Jean-François Rousset, député Renaissance, défend cette décision en évoquant la fragilité de ces filières et leur caractère culturel. Selon lui, associer ces produits à un mauvais score reviendrait à les discriminer par rapport à l’industrie alimentaire moderne. Il insiste également sur le fait que la malbouffe concerne avant tout les produits ultra-transformés, comme certaines pizzas industrielles ou snacks riches en additifs.
À l’inverse, Serge Hercberg estime que créer des exceptions nuit au sens premier du Nutri-Score : fournir une information transparente et uniforme.

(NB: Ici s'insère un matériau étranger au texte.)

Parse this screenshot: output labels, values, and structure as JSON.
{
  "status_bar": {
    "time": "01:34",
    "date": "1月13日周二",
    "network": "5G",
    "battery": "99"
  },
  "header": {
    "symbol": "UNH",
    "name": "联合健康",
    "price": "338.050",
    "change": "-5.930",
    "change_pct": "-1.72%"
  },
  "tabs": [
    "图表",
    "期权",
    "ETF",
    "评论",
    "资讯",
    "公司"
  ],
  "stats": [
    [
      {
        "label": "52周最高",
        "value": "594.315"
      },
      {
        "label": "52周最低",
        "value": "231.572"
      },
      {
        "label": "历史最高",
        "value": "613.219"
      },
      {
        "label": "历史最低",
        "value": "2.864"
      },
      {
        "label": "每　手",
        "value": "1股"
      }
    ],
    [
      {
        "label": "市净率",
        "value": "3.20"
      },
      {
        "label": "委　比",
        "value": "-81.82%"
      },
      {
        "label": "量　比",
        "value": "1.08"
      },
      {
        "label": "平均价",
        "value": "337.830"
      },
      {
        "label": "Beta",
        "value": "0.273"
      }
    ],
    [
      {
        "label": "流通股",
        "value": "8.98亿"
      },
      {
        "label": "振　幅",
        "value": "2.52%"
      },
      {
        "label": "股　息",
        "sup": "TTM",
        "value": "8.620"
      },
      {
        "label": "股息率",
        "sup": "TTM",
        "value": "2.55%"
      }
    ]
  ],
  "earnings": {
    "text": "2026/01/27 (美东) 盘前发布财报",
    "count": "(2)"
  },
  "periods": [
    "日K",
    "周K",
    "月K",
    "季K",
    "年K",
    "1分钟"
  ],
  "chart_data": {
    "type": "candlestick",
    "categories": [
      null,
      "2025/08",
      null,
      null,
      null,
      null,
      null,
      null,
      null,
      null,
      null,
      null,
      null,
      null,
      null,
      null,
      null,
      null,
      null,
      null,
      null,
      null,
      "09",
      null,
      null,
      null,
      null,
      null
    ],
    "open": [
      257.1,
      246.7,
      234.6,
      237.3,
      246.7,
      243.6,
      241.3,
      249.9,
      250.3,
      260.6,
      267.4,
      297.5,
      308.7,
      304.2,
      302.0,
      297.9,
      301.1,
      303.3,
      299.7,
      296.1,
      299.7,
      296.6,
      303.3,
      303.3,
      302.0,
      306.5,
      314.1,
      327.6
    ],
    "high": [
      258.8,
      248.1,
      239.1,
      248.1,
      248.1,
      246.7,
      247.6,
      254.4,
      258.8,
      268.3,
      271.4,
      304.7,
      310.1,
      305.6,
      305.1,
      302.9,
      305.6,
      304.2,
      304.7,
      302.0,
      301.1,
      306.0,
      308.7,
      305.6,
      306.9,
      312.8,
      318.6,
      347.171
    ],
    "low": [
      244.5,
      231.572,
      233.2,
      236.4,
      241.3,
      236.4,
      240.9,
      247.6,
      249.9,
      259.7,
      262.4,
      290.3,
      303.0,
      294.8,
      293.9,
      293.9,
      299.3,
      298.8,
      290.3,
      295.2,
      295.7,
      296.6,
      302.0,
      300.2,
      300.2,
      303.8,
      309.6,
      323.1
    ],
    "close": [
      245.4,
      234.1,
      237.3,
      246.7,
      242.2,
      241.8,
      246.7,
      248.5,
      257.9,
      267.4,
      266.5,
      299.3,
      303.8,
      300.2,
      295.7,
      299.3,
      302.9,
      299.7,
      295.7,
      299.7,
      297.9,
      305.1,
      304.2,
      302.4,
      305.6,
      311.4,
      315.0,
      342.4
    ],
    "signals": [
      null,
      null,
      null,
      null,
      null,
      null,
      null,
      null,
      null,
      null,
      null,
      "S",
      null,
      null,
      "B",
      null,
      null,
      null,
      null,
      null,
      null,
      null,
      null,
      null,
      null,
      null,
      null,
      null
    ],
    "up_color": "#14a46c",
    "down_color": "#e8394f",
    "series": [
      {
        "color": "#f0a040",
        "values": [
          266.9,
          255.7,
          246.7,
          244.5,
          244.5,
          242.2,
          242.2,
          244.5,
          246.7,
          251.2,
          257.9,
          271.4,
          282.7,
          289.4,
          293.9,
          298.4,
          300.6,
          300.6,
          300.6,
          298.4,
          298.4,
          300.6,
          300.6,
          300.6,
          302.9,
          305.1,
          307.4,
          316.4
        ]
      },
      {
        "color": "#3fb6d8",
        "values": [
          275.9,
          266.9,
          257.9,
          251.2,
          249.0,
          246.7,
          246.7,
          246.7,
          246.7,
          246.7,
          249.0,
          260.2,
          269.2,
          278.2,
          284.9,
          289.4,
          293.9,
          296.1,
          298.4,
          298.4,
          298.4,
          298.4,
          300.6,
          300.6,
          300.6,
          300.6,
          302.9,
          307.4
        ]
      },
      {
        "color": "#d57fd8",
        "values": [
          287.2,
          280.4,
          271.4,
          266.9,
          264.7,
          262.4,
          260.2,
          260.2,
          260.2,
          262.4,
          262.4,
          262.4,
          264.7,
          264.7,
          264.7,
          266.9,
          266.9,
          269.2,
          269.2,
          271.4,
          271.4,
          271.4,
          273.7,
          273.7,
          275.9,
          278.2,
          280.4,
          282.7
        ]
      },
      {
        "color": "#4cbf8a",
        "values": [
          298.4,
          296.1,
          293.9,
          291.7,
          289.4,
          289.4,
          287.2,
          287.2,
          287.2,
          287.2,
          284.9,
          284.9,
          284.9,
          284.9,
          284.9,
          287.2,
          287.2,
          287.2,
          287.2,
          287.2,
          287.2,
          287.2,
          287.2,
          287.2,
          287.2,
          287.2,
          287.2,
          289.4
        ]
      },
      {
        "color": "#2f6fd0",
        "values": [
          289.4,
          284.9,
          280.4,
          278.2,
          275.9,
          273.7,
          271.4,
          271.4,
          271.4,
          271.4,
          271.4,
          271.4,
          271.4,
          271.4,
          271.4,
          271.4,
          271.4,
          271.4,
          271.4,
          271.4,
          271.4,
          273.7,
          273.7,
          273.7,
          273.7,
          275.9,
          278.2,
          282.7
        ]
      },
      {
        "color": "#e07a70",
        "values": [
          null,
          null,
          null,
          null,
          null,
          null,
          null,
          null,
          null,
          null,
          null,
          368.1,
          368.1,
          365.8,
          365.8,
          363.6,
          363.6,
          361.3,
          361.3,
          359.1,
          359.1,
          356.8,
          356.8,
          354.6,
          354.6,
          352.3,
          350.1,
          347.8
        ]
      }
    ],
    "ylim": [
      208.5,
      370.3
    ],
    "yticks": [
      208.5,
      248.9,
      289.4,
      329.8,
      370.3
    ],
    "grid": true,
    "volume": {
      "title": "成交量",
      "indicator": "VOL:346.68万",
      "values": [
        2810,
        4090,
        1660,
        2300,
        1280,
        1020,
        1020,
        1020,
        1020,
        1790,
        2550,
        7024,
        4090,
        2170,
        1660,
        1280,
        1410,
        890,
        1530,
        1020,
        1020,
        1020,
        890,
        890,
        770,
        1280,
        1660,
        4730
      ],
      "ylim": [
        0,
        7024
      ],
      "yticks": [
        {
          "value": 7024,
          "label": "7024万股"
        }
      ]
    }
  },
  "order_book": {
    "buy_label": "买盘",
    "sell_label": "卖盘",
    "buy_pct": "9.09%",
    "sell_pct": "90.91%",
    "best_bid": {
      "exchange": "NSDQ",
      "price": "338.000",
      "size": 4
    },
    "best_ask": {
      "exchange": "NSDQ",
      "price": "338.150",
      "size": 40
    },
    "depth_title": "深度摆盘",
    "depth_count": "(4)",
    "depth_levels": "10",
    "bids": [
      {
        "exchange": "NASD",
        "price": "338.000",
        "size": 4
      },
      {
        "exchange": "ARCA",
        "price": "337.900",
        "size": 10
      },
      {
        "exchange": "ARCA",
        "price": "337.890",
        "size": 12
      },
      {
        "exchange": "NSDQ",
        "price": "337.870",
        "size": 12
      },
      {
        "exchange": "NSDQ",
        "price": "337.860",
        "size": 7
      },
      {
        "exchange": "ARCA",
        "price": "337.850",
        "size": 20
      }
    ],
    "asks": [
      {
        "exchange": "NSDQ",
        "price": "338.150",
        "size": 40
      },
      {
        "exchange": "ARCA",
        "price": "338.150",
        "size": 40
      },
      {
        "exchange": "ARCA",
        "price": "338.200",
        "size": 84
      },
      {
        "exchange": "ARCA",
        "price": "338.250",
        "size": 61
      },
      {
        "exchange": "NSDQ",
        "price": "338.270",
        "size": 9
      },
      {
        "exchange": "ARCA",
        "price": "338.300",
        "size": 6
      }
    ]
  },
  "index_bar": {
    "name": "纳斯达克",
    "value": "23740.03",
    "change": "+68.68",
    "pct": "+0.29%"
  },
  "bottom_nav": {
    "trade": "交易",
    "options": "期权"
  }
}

Pour lui, la nature traditionnelle d’un produit n’a pas à déterminer la présence ou non d’un repère nutritionnel.
Cette divergence ouvre un débat plus large : faut-il épargner des produits patrimoniaux au nom de la tradition, ou garantir une transparence complète, même pour les aliments du terroir ? La question reste ouverte, mais elle conditionne l’ampleur réelle du changement à venir dans vos rayons.
Les erreurs fréquentes ou idées reçues à connaître
De nombreux consommateurs pensent que le Nutri-Score juge la qualité globale d’un produit. Ce n’est pas le cas. Il analyse uniquement sa qualité nutritionnelle, sans tenir compte de l’origine, du mode de production, des additifs ou du degré de transformation.
Autre idée reçue : un mauvais score n’interdit pas la consommation. Il permet seulement de contextualiser l’apport nutritionnel. Les fromages AOC, par exemple, sont riches en matières grasses mais restent intéressants dans un régime équilibré.
Enfin, certains imaginent que tous les produits seront concernés par la réforme. Or les produits non emballés, les produits du terroir AOC ou IGP et certaines catégories spécifiques resteront à l’écart.
Dans les mois à venir, l’équilibre entre transparence, santé publique et préservation du patrimoine alimentaire pourrait redessiner les rayons. À vous d’observer comment ces nouvelles couleurs influenceront vos choix lors de vos prochaines courses.